The light at the End of the Pipeline: (1999 –2003)
On the basis of my original hypothesis from human data and that one dog, the NEI sponsored a masked clinical trial on 10 adults and 5 children with CN. The positive results (improved CN waveforms and visual function) was published for the adults and are in press for the children. I hypothesized that we had interfered with a proprioceptive feedback loop that maintains muscle tension, effectively reducing the small-signal gain of the ocular motor plant to the central nystagmus signal. The anatomists said, "that can't be; there are no neural cells at the distal end (enthesis) of the tendon." I replied, "look again." Well, they did and there were. There are all manner of neural cells there, supporting my hypothesis. I further hypothesized that since this mechanism is independent of the specific type of nystagmus, it should work for acquired types and reduce intractable oscillopsia. Again, the naysayers (this time ophthalmologists and neurologists) said that it would not work because CN was 'different' than acquired (adult) nystagmus, ignoring the hypothesized mechanism of action which was independent of the type of nystagmus.
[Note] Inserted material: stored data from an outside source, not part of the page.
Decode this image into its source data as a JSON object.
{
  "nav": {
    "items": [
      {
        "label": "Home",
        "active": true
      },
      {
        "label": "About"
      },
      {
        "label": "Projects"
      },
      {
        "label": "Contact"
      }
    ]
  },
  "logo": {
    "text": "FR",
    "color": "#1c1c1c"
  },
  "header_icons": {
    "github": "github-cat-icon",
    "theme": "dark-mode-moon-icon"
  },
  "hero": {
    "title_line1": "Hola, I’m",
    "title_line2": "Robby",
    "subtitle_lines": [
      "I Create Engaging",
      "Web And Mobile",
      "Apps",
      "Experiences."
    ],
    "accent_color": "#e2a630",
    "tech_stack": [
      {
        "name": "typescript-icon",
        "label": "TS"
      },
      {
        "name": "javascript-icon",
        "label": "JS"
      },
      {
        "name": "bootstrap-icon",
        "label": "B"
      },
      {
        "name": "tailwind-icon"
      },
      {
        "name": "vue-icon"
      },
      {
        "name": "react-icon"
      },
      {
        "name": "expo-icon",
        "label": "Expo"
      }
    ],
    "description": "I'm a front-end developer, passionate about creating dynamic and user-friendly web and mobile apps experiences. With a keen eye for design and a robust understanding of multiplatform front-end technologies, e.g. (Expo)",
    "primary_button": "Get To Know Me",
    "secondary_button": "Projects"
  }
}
We recently tried out the tenotomy procedure on an adult with MS, acquired pendular nystagmus and intractable oscillopsia and reduced his nystagmus by 78%. We now have a viable therapy for acquired nystagmus and intractable oscillopsia.
Dr. Story Landis, in a lecture a Case Western Reserve University, said that although highly desirable, actual stories of research that led directly from the lab to the bedside were rare. Those who demand ‘relevance’ of research do not understand research or how its results often prove useful in ways not envisioned by the investigator. Never-the-less, the above sequence of events constitute such a story with promising benefits to patients with nystagmus.